In June of that year, Thomas claimed to have broken the US records for both altitude and distance flown in a balloon by covering over 300 mi between the Bronx and Otsego County, both in New York State, and reaching an altitude of 8000 ft. In December, he published an article in The World's Work describing his experiences in balloons.
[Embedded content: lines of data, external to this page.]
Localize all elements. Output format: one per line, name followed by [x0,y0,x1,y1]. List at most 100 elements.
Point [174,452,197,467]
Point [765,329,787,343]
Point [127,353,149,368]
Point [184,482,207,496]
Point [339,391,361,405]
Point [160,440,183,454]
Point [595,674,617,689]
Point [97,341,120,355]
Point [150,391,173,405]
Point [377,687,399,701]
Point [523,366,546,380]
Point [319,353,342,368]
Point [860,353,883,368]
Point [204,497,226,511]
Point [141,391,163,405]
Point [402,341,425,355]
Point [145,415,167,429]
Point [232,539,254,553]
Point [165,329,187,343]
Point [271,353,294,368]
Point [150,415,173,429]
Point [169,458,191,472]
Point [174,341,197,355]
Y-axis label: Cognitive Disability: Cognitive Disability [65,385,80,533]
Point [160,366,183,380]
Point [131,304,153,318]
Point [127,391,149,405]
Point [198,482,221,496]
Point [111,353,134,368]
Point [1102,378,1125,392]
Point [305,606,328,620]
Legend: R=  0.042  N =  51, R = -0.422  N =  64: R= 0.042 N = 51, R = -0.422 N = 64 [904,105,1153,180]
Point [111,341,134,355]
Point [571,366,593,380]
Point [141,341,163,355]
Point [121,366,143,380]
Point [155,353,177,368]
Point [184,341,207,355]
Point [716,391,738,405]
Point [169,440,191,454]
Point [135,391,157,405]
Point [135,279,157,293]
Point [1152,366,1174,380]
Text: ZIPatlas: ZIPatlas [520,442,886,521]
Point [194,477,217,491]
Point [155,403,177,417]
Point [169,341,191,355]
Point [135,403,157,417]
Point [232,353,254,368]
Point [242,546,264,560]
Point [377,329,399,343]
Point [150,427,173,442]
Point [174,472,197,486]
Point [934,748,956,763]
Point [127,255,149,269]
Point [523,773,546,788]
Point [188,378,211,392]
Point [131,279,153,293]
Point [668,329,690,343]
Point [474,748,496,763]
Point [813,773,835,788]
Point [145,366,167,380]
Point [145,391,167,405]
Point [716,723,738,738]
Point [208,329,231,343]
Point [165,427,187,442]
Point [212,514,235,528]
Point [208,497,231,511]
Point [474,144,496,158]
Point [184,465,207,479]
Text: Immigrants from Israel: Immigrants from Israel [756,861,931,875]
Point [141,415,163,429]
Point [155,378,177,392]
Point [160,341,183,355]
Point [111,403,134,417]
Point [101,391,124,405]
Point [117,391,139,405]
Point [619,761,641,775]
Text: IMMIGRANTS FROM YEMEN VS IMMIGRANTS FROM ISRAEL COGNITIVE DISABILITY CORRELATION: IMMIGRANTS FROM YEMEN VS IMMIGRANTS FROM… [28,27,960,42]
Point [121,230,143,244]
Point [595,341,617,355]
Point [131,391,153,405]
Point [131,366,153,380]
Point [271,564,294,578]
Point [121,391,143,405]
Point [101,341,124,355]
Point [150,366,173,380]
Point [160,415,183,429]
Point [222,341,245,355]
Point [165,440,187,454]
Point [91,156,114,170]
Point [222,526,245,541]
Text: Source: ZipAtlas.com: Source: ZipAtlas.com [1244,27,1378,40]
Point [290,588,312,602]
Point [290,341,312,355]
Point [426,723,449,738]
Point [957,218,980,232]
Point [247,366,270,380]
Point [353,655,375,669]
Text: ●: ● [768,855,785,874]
In 1908, Thomas was severely injured in an accident while operating a "wind wagon" (a tricycle with a propeller powered by a gasoline engine) in preparation for an aviation exhibition at the Morris Park Aerodrome. He crashed when trying to avoid a motorcyclist who was also using the track to prepare for the exhibition to be held two days later.

== Medical ventures ==
Thomas operated a mail-order natural foods company in New York City. In 1910, he was found guilty of mislabeling a type of bread he sold which he claimed was "an infallible cure for indigestion, gastritis, and other ills of the stomach". Thomas defended the bread, which is made from wheat without cooking, saying he hit upon the idea one day when he was suffering from indigestion and observed that his horses did well on a diet of raw food. In April 1914, he was arrested and charged with providing fraudulent medical advice by mail.